The problem with iphones is that they represent a dramatic infatuation with advanced technology.  This infatuation drives students, both in high school and colleges, away from the Bible and the gospel.  It represents a turn toward un-Christian behavior such as looking at internet pornography, watching violence in the media and being hypnotized by television shows that glorify quality of life and pre-marital sex.  This technology is turning us toward the golden calf, where the Israelites celebrated around an idol and rejected Moses.  The Israelites had experienced a great move forward as we have with technology that made them forget the God who brought them out of the bondage of Egypt and subsequently made and idolized a golden calf. This is the problem.  Too often for Christians, when we attain great measures of independence and prosperity such that we idolize them and fall away from Christ, and, as we have as a nation started to idolize information technology, we are owning our success and rejecting the God who has given us material  or technological graces.  So, as America moves toward a socialist economy because of our idolatry, we are forgetting to rely on God and to thank God for all He has done for this great nation.  This means that anti-Christian sentiment at this point in our culture might be irreversible, even if we elect Donald Trump, and, so, if we elect Hillary, there will be a dire fate for Christ's bride,His church, for many generations. Once again, our greatest recourse is prayer.  If we ask not for turning back socialist progress, then socialist progress will not be restrained.

Nat Manzanita

Yet our ability to invent amazing technologies shows our immense creativity as humans, which is one manifestation of the image of God.
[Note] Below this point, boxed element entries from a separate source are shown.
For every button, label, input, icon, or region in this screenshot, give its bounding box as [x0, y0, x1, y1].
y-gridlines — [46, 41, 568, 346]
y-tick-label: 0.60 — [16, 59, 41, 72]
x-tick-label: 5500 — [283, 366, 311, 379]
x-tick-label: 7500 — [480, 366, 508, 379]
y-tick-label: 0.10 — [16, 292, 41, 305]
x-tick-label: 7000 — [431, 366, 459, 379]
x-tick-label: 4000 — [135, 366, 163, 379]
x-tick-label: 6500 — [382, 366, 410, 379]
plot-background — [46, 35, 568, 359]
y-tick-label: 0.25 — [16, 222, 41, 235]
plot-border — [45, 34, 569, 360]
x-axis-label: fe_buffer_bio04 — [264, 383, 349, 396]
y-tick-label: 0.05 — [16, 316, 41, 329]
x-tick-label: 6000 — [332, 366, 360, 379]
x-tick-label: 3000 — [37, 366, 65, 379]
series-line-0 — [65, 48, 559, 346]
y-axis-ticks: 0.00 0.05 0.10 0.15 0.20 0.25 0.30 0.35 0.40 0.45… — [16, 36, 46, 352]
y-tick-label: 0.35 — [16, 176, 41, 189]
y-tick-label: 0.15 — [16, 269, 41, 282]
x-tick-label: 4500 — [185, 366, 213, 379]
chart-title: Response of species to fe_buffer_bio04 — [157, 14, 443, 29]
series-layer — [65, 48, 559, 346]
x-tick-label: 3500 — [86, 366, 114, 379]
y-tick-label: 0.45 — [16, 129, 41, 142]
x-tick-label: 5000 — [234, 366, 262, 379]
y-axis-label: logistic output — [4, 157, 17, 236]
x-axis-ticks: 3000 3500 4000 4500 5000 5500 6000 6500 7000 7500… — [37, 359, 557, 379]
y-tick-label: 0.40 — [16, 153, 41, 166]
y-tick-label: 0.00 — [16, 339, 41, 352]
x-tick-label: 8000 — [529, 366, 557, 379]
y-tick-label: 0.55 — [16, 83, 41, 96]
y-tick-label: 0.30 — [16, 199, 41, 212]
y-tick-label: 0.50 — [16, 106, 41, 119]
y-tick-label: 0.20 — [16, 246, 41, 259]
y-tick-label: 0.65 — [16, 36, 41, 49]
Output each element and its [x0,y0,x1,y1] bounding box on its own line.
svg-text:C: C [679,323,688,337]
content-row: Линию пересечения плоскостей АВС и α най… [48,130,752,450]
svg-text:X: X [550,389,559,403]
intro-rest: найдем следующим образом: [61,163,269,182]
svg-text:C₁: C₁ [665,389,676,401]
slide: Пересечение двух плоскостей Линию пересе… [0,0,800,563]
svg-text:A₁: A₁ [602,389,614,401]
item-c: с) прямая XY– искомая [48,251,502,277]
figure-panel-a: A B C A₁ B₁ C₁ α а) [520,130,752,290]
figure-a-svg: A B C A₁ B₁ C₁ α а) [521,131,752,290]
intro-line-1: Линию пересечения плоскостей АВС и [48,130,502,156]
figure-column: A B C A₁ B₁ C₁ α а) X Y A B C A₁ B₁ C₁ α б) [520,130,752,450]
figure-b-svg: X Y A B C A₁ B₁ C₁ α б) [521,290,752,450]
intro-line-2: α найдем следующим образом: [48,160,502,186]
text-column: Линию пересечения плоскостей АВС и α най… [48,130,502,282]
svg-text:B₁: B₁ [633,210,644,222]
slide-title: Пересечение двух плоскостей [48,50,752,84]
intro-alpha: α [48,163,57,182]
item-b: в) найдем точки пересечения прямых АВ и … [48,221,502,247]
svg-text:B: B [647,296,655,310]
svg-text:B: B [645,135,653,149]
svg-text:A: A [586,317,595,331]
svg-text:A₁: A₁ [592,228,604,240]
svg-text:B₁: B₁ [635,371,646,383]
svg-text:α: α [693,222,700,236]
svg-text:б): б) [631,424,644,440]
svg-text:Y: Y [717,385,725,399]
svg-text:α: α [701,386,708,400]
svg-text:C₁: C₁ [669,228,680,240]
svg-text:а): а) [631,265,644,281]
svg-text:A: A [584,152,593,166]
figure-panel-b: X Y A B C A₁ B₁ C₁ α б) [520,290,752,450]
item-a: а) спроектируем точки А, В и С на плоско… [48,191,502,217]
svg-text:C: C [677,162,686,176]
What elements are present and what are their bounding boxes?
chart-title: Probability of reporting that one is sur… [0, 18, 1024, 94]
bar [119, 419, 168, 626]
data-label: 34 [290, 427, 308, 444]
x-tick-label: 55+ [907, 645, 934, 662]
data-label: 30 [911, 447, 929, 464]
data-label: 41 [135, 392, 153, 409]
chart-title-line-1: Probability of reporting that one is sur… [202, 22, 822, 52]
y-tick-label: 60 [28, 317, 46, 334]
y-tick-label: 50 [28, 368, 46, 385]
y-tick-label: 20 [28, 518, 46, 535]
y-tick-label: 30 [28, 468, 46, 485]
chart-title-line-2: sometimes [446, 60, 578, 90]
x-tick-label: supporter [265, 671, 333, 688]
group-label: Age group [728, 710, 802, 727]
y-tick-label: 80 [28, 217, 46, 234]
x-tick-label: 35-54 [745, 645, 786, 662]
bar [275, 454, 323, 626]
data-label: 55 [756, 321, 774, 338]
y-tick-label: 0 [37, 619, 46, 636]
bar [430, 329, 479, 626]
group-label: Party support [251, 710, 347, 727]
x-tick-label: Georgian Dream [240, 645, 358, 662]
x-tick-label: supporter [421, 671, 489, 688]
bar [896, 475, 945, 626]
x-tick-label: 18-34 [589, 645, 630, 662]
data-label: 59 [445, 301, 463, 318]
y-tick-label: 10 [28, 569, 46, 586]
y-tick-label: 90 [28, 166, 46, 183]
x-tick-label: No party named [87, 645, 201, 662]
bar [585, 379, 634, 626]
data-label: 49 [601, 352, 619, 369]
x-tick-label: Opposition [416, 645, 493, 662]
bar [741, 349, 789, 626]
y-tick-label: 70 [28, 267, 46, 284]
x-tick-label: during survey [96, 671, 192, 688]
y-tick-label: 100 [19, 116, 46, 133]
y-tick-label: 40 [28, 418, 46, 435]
Smartphones are a tiny step, compared to innovations such as vaccines, the automobile, the airplane, space exploration, radio, television, and the internet. In God's eyes I think they are mostly neutral. Also, they set us up for a fall (in a healthy sense), in that many of them are fragile in the face of natural disasters. This means that more and more often we have the opportunity to be humbled, recognizing our frailty and need for God when dramatic events that are a normal part of His creation make the devices we rely on so heavily stop working.